La puerta se cerró cuando Henry entró, con un archivo en la mano.
—Los directores de relaciones públicas y los enlaces corporativos están listos.
Una palabra tuya, y Alex Adams se vuelve radioactivo.
Los ojos de Logan se entrecerraron mientras se levantaba y caminaba hacia la ventana, observando el mundo que una vez se burló de él y que ahora pendía de cada uno de sus movimientos.
—No es suficiente destruirlo en los tribunales —dijo Logan fríamente—.
Quiero que el mundo deje de verlo.
Henry asintió.
—Sin entrevistas.
Sin invitaciones a paneles.
Sin membresías en clubes privados.
La élite ya huele la podredumbre.
Solo necesitamos darles una razón para huir.
—Haz que la razón sea ruidosa —dijo Logan—.
Comienza con el evento benéfico de moda de la próxima semana.

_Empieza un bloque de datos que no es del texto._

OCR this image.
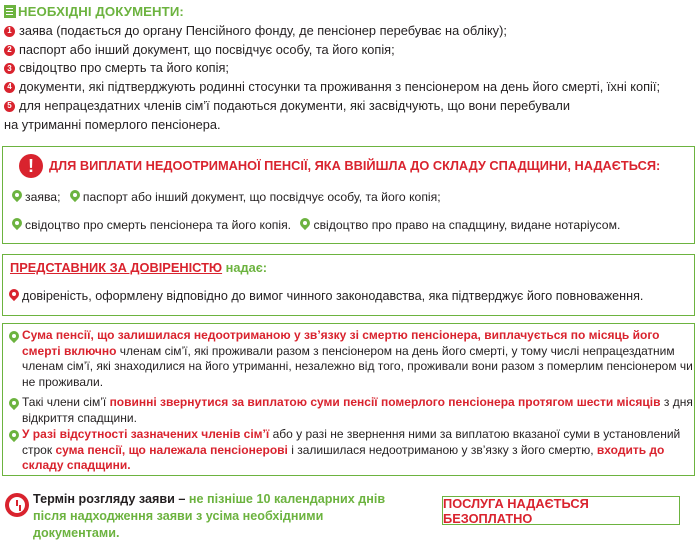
НЕОБХІДНІ ДОКУМЕНТИ:
1 заява (подається до органу Пенсійного фонду, де пенсіонер перебуває на обліку);
2 паспорт або інший документ, що посвідчує особу, та його копія;
3 свідоцтво про смерть та його копія;
4 документи, які підтверджують родинні стосунки та проживання з пенсіонером на день його смерті, їхні копії;
5 для непрацездатних членів сім’ї подаються документи, які засвідчують, що вони перебували
на утриманні померлого пенсіонера.
!	ДЛЯ ВИПЛАТИ НЕДООТРИМАНОЇ ПЕНСІЇ, ЯКА ВВІЙШЛА ДО СКЛАДУ СПАДЩИНИ, НАДАЄТЬСЯ:
заява; паспорт або інший документ, що посвідчує особу, та його копія;
свідоцтво про смерть пенсіонера та його копія. свідоцтво про право на спадщину, видане нотаріусом.
ПРЕДСТАВНИК ЗА ДОВІРЕНІСТЮ надає:
довіреність, оформлену відповідно до вимог чинного законодавства, яка підтверджує його повноваження.
Сума пенсії, що залишилася недоотриманою у зв’язку зі смертю пенсіонера, виплачується по місяць його смерті включно членам сім’ї, які проживали разом з пенсіонером на день його смерті, у тому числі непрацездатним членам сім’ї, які знаходилися на його утриманні, незалежно від того, проживали вони разом з померлим пенсіонером чи не проживали.
Такі члени сім’ї повинні звернутися за виплатою суми пенсії померлого пенсіонера протягом шести місяців з дня відкриття спадщини.
У разі відсутності зазначених членів сім’ї або у разі не звернення ними за виплатою вказаної суми в установлений строк сума пенсії, що належала пенсіонерові і залишилася недоотриманою у зв’язку з його смертю, входить до складу спадщини.
Термін розгляду заяви – не пізніше 10 календарних днів після надходження заяви з усіма необхідними документами.
ПОСЛУГА НАДАЄТЬСЯ БЕЗОПЛАТНО
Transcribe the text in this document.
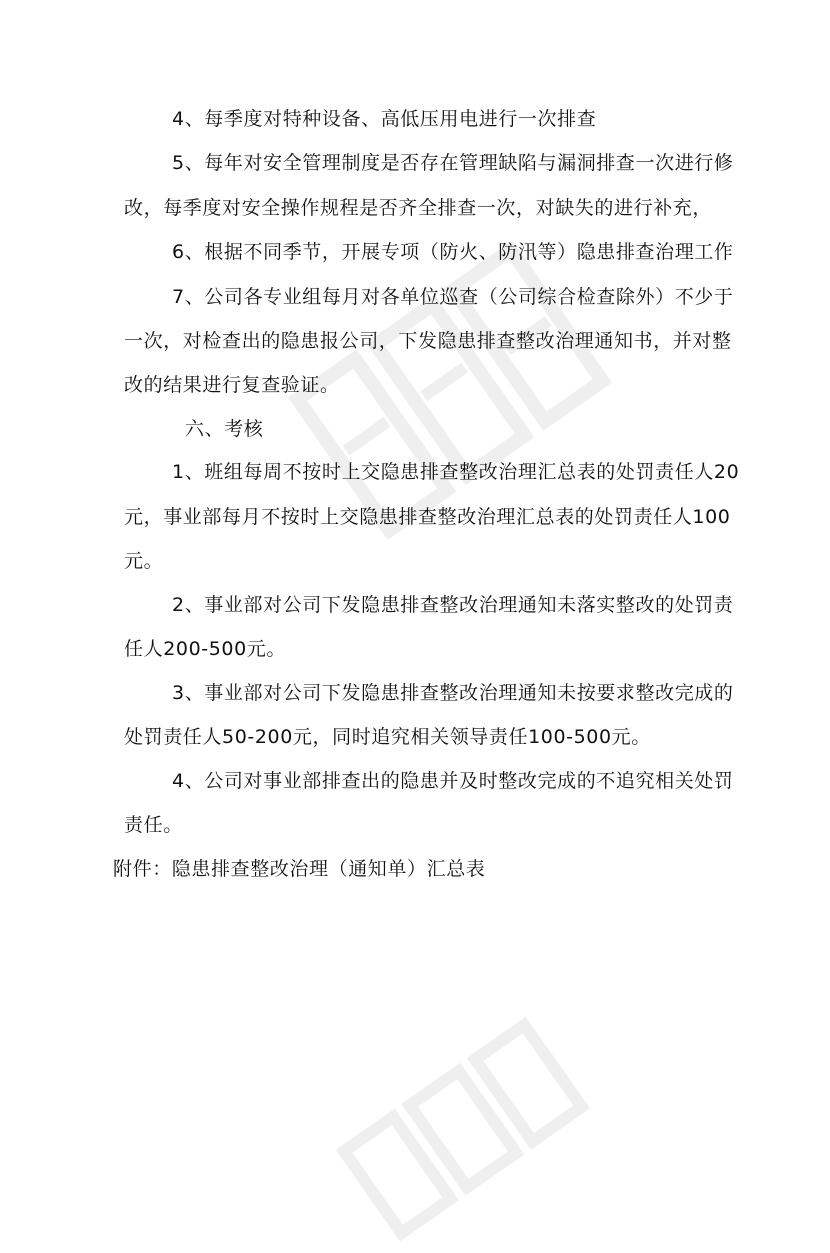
4、每季度对特种设备、高低压用电进行一次排查
5、每年对安全管理制度是否存在管理缺陷与漏洞排查一次进行修
改，每季度对安全操作规程是否齐全排查一次，对缺失的进行补充，
6、根据不同季节，开展专项（防火、防汛等）隐患排查治理工作
7、公司各专业组每月对各单位巡查（公司综合检查除外）不少于
一次，对检查出的隐患报公司，下发隐患排查整改治理通知书，并对整
改的结果进行复查验证。
六、考核
1、班组每周不按时上交隐患排查整改治理汇总表的处罚责任人20
元，事业部每月不按时上交隐患排查整改治理汇总表的处罚责任人100
元。
2、事业部对公司下发隐患排查整改治理通知未落实整改的处罚责
任人200-500元。
3、事业部对公司下发隐患排查整改治理通知未按要求整改完成的
处罚责任人50-200元，同时追究相关领导责任100-500元。
4、公司对事业部排查出的隐患并及时整改完成的不追究相关处罚
责任。
附件：隐患排查整改治理（通知单）汇总表
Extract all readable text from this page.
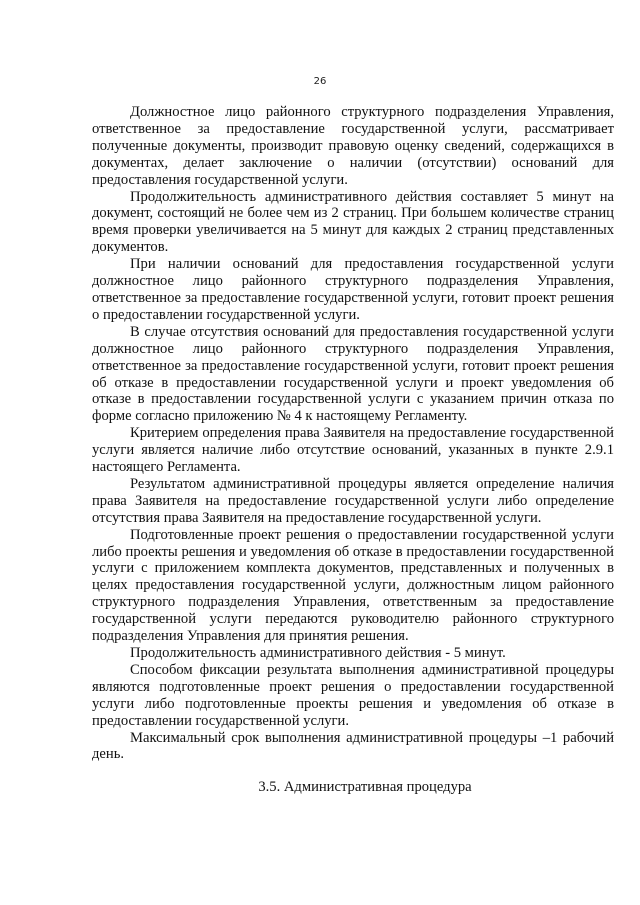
26

Должностное лицо районного структурного подразделения Управления, ответственное за предоставление государственной услуги, рассматривает полученные документы, производит правовую оценку сведений, содержащихся в документах, делает заключение о наличии (отсутствии) оснований для предоставления государственной услуги.

Продолжительность административного действия составляет 5 минут на документ, состоящий не более чем из 2 страниц. При большем количестве страниц время проверки увеличивается на 5 минут для каждых 2 страниц представленных документов.

При наличии оснований для предоставления государственной услуги должностное лицо районного структурного подразделения Управления, ответственное за предоставление государственной услуги, готовит проект решения о предоставлении государственной услуги.

В случае отсутствия оснований для предоставления государственной услуги должностное лицо районного структурного подразделения Управления, ответственное за предоставление государственной услуги, готовит проект решения об отказе в предоставлении государственной услуги и проект уведомления об отказе в предоставлении государственной услуги с указанием причин отказа по форме согласно приложению № 4 к настоящему Регламенту.

Критерием определения права Заявителя на предоставление государственной услуги является наличие либо отсутствие оснований, указанных в пункте 2.9.1 настоящего Регламента.

Результатом административной процедуры является определение наличия права Заявителя на предоставление государственной услуги либо определение отсутствия права Заявителя на предоставление государственной услуги.

Подготовленные проект решения о предоставлении государственной услуги либо проекты решения и уведомления об отказе в предоставлении государственной услуги с приложением комплекта документов, представленных и полученных в целях предоставления государственной услуги, должностным лицом районного структурного подразделения Управления, ответственным за предоставление государственной услуги передаются руководителю районного структурного подразделения Управления для принятия решения.

Продолжительность административного действия - 5 минут.

Способом фиксации результата выполнения административной процедуры являются подготовленные проект решения о предоставлении государственной услуги либо подготовленные проекты решения и уведомления об отказе в предоставлении государственной услуги.

Максимальный срок выполнения административной процедуры –1 рабочий день.

3.5. Административная процедура
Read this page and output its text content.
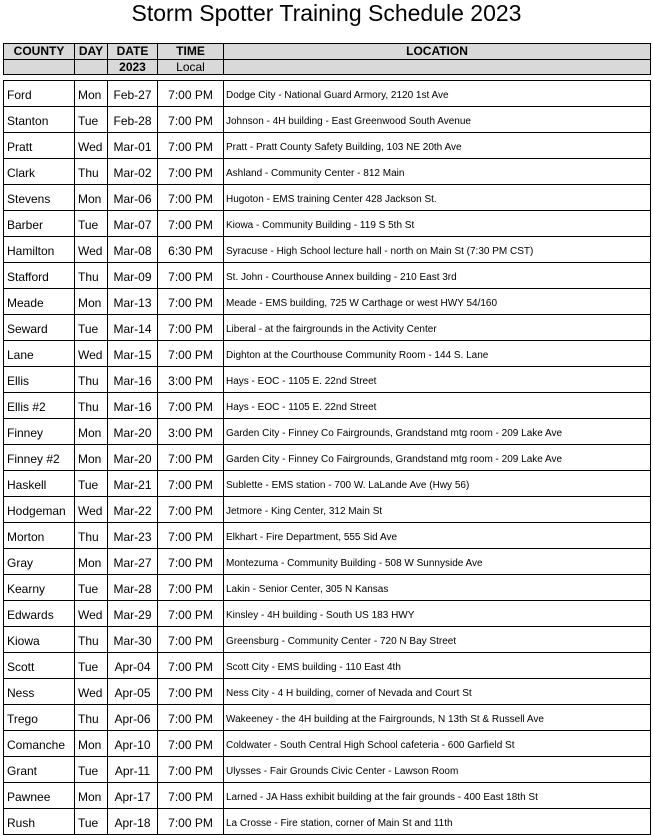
Storm Spotter Training Schedule 2023
COUNTY	DAY	DATE	TIME	LOCATION
		2023	Local	

Ford	Mon	Feb-27	7:00 PM	Dodge City - National Guard Armory, 2120 1st Ave
Stanton	Tue	Feb-28	7:00 PM	Johnson - 4H building - East Greenwood South Avenue
Pratt	Wed	Mar-01	7:00 PM	Pratt - Pratt County Safety Building, 103 NE 20th Ave
Clark	Thu	Mar-02	7:00 PM	Ashland - Community Center - 812 Main
Stevens	Mon	Mar-06	7:00 PM	Hugoton - EMS training Center 428 Jackson St.
Barber	Tue	Mar-07	7:00 PM	Kiowa - Community Building - 119 S 5th St
Hamilton	Wed	Mar-08	6:30 PM	Syracuse - High School lecture hall - north on Main St (7:30 PM CST)
Stafford	Thu	Mar-09	7:00 PM	St. John - Courthouse Annex building - 210 East 3rd
Meade	Mon	Mar-13	7:00 PM	Meade - EMS building, 725 W Carthage or west HWY 54/160
Seward	Tue	Mar-14	7:00 PM	Liberal - at the fairgrounds in the Activity Center
Lane	Wed	Mar-15	7:00 PM	Dighton at the Courthouse Community Room - 144 S. Lane
Ellis	Thu	Mar-16	3:00 PM	Hays - EOC - 1105 E. 22nd Street
Ellis #2	Thu	Mar-16	7:00 PM	Hays - EOC - 1105 E. 22nd Street
Finney	Mon	Mar-20	3:00 PM	Garden City - Finney Co Fairgrounds, Grandstand mtg room - 209 Lake Ave
Finney #2	Mon	Mar-20	7:00 PM	Garden City - Finney Co Fairgrounds, Grandstand mtg room - 209 Lake Ave
Haskell	Tue	Mar-21	7:00 PM	Sublette - EMS station - 700 W. LaLande Ave (Hwy 56)
Hodgeman	Wed	Mar-22	7:00 PM	Jetmore - King Center, 312 Main St
Morton	Thu	Mar-23	7:00 PM	Elkhart - Fire Department, 555 Sid Ave
Gray	Mon	Mar-27	7:00 PM	Montezuma - Community Building - 508 W Sunnyside Ave
Kearny	Tue	Mar-28	7:00 PM	Lakin - Senior Center, 305 N Kansas
Edwards	Wed	Mar-29	7:00 PM	Kinsley - 4H building - South US 183 HWY
Kiowa	Thu	Mar-30	7:00 PM	Greensburg - Community Center - 720 N Bay Street
Scott	Tue	Apr-04	7:00 PM	Scott City - EMS building - 110 East 4th
Ness	Wed	Apr-05	7:00 PM	Ness City - 4 H building, corner of Nevada and Court St
Trego	Thu	Apr-06	7:00 PM	Wakeeney - the 4H building at the Fairgrounds, N 13th St & Russell Ave
Comanche	Mon	Apr-10	7:00 PM	Coldwater - South Central High School cafeteria - 600 Garfield St
Grant	Tue	Apr-11	7:00 PM	Ulysses - Fair Grounds Civic Center - Lawson Room
Pawnee	Mon	Apr-17	7:00 PM	Larned - JA Hass exhibit building at the fair grounds - 400 East 18th St
Rush	Tue	Apr-18	7:00 PM	La Crosse - Fire station, corner of Main St and 11th
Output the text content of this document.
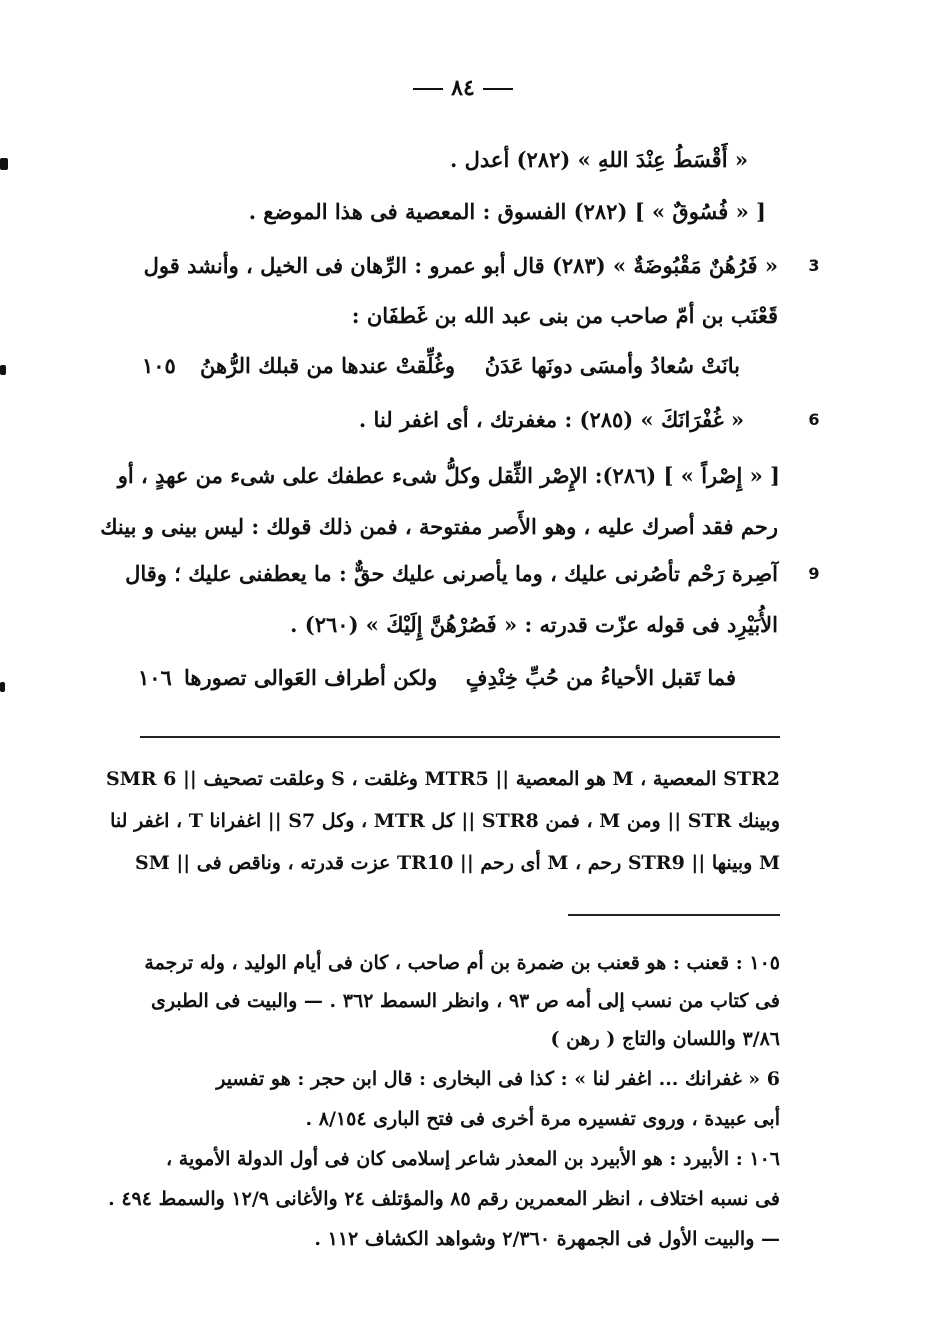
٨٤
« أَقْسَطُ عِنْدَ اللهِ » (٢٨٢) أعدل .
[ « فُسُوقٌ » ] (٢٨٢) الفسوق : المعصية فى هذا الموضع .
« فَرُهُنٌ مَقْبُوضَةٌ » (٢٨٣) قال أبو عمرو : الرِّهان فى الخيل ، وأنشد قول
قَعْنَب بن أمّ صاحب من بنى عبد الله بن غَطفَان :
بانَتْ سُعادُ وأمسَى دونَها عَدَنُ
وغُلِّقتْ عندها من قبلك الرُّهنُ
١٠٥
« غُفْرَانَكَ » (٢٨٥) : مغفرتك ، أى اغفر لنا .
[ « إِصْراً » ] (٢٨٦): الإِصْر الثِّقل وكلُّ شىء عطفك على شىء من عهدٍ ، أو
رحم فقد أصرك عليه ، وهو الأَصر مفتوحة ، فمن ذلك قولك : ليس بينى و بينك
آصِرة رَحْم تأصُرنى عليك ، وما يأصرنى عليك حقٌّ : ما يعطفنى عليك ؛ وقال
الأُبَيْرِد فى قوله عزّت قدرته : « فَصُرْهُنَّ إِلَيْكَ » (٢٦٠) .
فما تَقبل الأحياءُ من حُبِّ خِنْدِفٍ
ولكن أطراف العَوالى تصورها
١٠٦
3
6
9
SMR 6 || وعلقت تصحيف S ، وغلقت MTR5 || هو المعصية M ، المعصية STR2
وبينك STR || ومن M ، فمن STR8 || كل MTR ، وكل S7 || اغفرانا T ، اغفر لنا
SM || عزت قدرته ، وناقص فى TR10 || أى رحم M ، رحم STR9 || وبينها M
١٠٥ : قعنب : هو قعنب بن ضمرة بن أم صاحب ، كان فى أيام الوليد ، وله ترجمة
فى كتاب من نسب إلى أمه ص ٩٣ ، وانظر السمط ٣٦٢ . — والبيت فى الطبرى
٣/٨٦ واللسان والتاج ( رهن )
6 « غفرانك ... اغفر لنا » : كذا فى البخارى : قال ابن حجر : هو تفسير
أبى عبيدة ، وروى تفسيره مرة أخرى فى فتح البارى ٨/١٥٤ .
١٠٦ : الأبيرد : هو الأبيرد بن المعذر شاعر إسلامى كان فى أول الدولة الأموية ،
فى نسبه اختلاف ، انظر المعمرين رقم ٨٥ والمؤتلف ٢٤ والأغانى ١٢/٩ والسمط ٤٩٤ .
— والبيت الأول فى الجمهرة ٢/٣٦٠ وشواهد الكشاف ١١٢ .
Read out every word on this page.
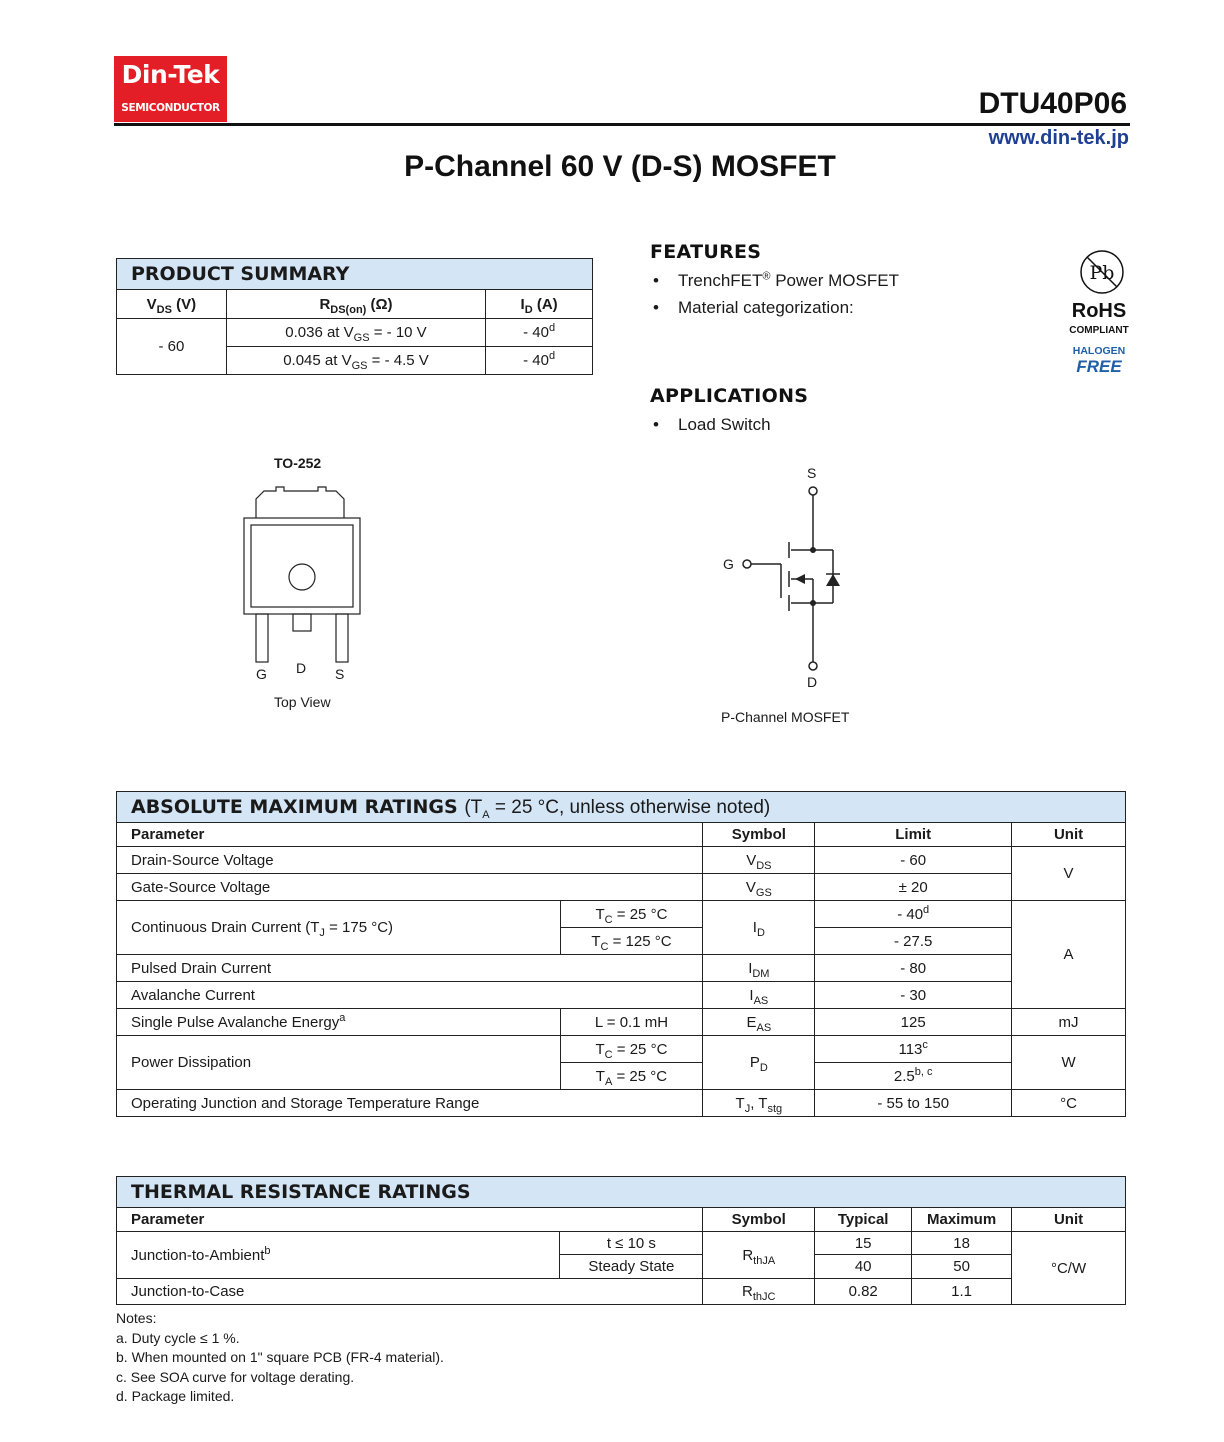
Din-Tek
SEMICONDUCTOR	DTU40P06
www.din-tek.jp
P-Channel 60 V (D-S) MOSFET
PRODUCT SUMMARY		
$V_{DS}$ (V)	$R_{DS(on)}$ (Ω)	$I_D$ (A)
- 60	0.036 at $V_{GS}$ = - 10 V	- 40$^d$
	0.045 at $V_{GS}$ = - 4.5 V	- 40$^d$
FEATURES
• TrenchFET® Power MOSFET
• Material categorization:
Pb
RoHS
COMPLIANT
HALOGEN
FREE
APPLICATIONS
• Load Switch
TO-252
G D S
Top View
S
G
D
P-Channel MOSFET
ABSOLUTE MAXIMUM RATINGS ($T_A = 25$ °C, unless otherwise noted)				
Parameter		Symbol	Limit	Unit
Drain-Source Voltage		$V_{DS}$	- 60	V
Gate-Source Voltage		$V_{GS}$	± 20	
Continuous Drain Current ($T_J = 175$ °C)	$T_C = 25$ °C	$I_D$	- 40$^d$	A
	$T_C = 125$ °C		- 27.5	
Pulsed Drain Current		$I_{DM}$	- 80	
Avalanche Current		$I_{AS}$	- 30	
Single Pulse Avalanche Energy$^a$	L = 0.1 mH	$E_{AS}$	125	mJ
Power Dissipation	$T_C = 25$ °C	$P_D$	113$^c$	W
	$T_A = 25$ °C		2.5$^{b, c}$
Operating Junction and Storage Temperature Range		$T_J$, $T_{stg}$	- 55 to 150	°C
THERMAL RESISTANCE RATINGS					
Parameter		Symbol	Typical	Maximum	Unit
Junction-to-Ambient$^b$	t ≤ 10 s	$R_{thJA}$	15	18	°C/W
	Steady State		40	50	
Junction-to-Case		$R_{thJC}$	0.82	1.1	
Notes:
a. Duty cycle ≤ 1 %.
b. When mounted on 1" square PCB (FR-4 material).
c. See SOA curve for voltage derating.
d. Package limited.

Deja filtraciones sutiles a los organizadores…
sugiere que Alex tiene problemas legales pendientes.
No acuses.
Solo…
siembra la duda.
Se dio la vuelta, con fuego ardiendo en sus ojos.
—Luego pasa a los círculos financieros.
Saca a sus inversores de cualquier empresa en la que Alex forme parte.
Discretamente.
Sin ruido.
Deja que se pregunte por qué nadie devuelve sus llamadas.
Henry sonrió con malicia.
—Una muerte lenta.
—Exactamente —dijo Logan—.
Él lastimó a Jean.
Intentó matar a Emma.
Y ahora…
le quitaré lo único que venera más que a sí mismo…
su influencia.
Mientras Henry se giraba para ejecutar las órdenes silenciosas, Logan caminó hacia el retrato colgado detrás de su escritorio…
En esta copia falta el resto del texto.